Partly because I had friends who went to the Eastman School of Music, there at U of R, partly because of other "way out"/"hip" jazz friends I hung out with, my taste in sax ran towards Coltrane, Ornette, Sanders, Ayler, etc. Trumpet was mostly latest Miles Davis incarnations for me.
So when Martin and Joe show up on stage I'm intrigued, glad for the added texture, but prepared to be disappointed compared to the jazz I usually listened to. I had heard Martin on some good LPs.
Joe wore fairly common clothes, but Martin had a beret and other (goatee?) that made me think beat generation/hip.
I was standing close enough that I heard something that I doubt would ever come across on tapes and certainly most of the audience didn't hear.

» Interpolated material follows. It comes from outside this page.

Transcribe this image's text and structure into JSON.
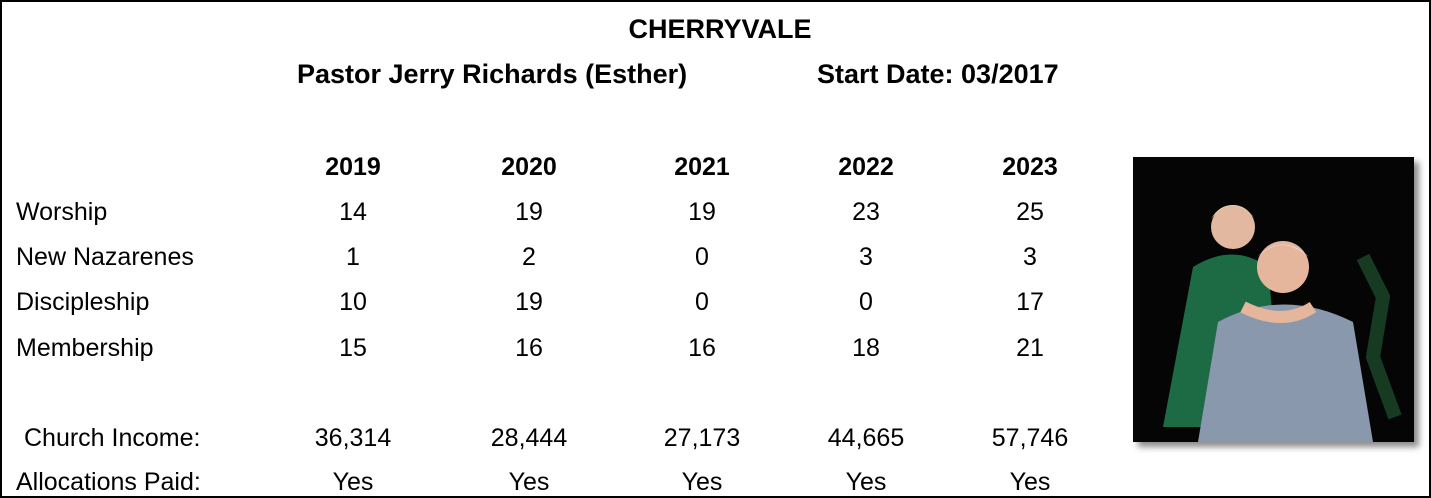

Martin got sent "out to lunch" by Jerry's playing. I saw Martin go from nodding his head to Jerry's solos/jamming, to closing his eyes and swaying, to tilting his head up as if he were hearing something from on high.
Martin was vamping on his sax. Jerry's playing so got to him that he just started blowing. I wish I could experience the concert again so I could know when he did that. Was it after a sax sorta solo and then during a Jerry-predominant part or was it during space when kinda everybody is soloing simultaneously?
Anyway, Martin was doing Coltrane-ish walls of sound, wailing. Wailing and screeching and running all up and down those sax keys, using the full force of his lungs and mind and heart. He slowly walked forward, eyes closed. He was transported, man! Like I had only seen in the most "took off!" portions of out there live jazz concerts, like Coltrane or Sanders at their most cosmic.
Jerry had a big grin on his face and yet was also concentrating, his fingers flying and taking it higher and higher. He was watching Martin.
Martin kept walking forward wailing, until part of his shoes were over the lip of the stage. And there he balanced, on the edge of the stage, sax raised to the heavens, blowing a gospel of cosmicness, of passion, from his depths, to the heights.
It was my two musical interests come together.
I and a few others were privileged to hear that.
Thanks, Jerry, for creating heartfelt space music that transcended labels.